As pointed out by Snowball, the problem is inherently hard, see also this paper.
However, it can be done much faster in general than generating all the codewords.
I explain the idea for linear $[n,k]$ codes $C$ with $n = 2k$.
First, we construct two generator matrices $G_1 = (I\ A)$ and $G_2 = (B\ I)$ of $C$ where $I$ is the $(k\times k)$ unit matrix and $A,B$ are two $(k\times k)$ matrices. This is only possible if the positions $1,\ldots,k$ and $k+1,\ldots n$ form two information sets of $C$. If this is not the case, we have to find a suitable coordinate permutation first.
Now a codeword of weight $w$ has weight at most $\lfloor w/2\rfloor$ either in the first or in the second $n$ coordinates.
Thus, we can find all codewords of weight $\leq w$ among the codewords $x G_1 = (x, xA)$ and $x G_2 = (Bx, x)$, where $x$ is a vector of length $k$ and Hamming weight at most $\lfloor w/2\rfloor$.
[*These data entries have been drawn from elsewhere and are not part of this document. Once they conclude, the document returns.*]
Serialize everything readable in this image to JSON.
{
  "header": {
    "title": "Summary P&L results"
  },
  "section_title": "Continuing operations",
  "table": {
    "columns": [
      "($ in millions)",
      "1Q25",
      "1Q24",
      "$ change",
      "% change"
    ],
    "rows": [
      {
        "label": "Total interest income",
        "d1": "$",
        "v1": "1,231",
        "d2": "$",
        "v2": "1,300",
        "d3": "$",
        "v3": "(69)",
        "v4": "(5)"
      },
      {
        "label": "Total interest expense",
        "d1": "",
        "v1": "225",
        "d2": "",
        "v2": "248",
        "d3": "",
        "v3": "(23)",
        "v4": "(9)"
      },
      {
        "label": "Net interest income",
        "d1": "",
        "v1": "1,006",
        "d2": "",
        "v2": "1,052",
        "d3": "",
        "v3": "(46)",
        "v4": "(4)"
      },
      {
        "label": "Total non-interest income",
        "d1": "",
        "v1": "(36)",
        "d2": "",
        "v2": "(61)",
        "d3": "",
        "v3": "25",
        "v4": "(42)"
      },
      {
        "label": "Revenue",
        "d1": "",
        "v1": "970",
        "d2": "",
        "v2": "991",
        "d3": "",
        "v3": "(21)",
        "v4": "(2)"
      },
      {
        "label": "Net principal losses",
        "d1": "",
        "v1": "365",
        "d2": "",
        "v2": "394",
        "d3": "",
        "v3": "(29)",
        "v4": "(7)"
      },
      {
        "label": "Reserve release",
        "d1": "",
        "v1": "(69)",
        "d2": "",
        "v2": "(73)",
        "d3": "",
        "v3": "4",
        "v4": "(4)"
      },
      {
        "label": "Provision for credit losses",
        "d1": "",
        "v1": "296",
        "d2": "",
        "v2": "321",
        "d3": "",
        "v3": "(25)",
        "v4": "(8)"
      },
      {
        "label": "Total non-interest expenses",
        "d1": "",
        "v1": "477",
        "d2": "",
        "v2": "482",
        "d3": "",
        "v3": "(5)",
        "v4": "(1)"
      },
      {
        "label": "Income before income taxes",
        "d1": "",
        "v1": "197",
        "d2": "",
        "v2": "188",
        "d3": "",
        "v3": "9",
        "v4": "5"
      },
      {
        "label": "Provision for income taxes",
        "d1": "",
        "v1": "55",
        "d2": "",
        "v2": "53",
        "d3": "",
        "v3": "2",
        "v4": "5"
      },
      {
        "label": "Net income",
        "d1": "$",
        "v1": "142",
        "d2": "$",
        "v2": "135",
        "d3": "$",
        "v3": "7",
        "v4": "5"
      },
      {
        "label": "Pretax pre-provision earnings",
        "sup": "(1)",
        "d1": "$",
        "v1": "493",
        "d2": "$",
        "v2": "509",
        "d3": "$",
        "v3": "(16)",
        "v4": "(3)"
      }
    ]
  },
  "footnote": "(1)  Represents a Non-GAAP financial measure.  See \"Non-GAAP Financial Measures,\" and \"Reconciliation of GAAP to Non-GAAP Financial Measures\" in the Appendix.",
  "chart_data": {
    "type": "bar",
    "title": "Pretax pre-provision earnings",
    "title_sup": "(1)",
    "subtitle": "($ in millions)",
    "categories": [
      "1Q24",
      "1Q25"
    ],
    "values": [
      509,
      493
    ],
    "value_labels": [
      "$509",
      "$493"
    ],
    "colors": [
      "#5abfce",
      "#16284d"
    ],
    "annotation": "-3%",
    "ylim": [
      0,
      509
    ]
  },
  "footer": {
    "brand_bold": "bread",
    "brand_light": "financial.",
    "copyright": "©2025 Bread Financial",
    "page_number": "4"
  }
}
So we can find the minimum distance $d$ of $C$ if we do this iteratively for all $w = 1,2,3,\ldots, d$.
In this way, you have to generate only a small fraction of all the codewords to find the minimum distance, and the idea can be generalized to any linear code. The first step then is to find a covering of the coordinates with information sets. However, the algorithm is still exponential, of course.
The webpage codetables.de is a valuable source for bounds on the best known minimum distances for fixed $q$, $n$ and $k$.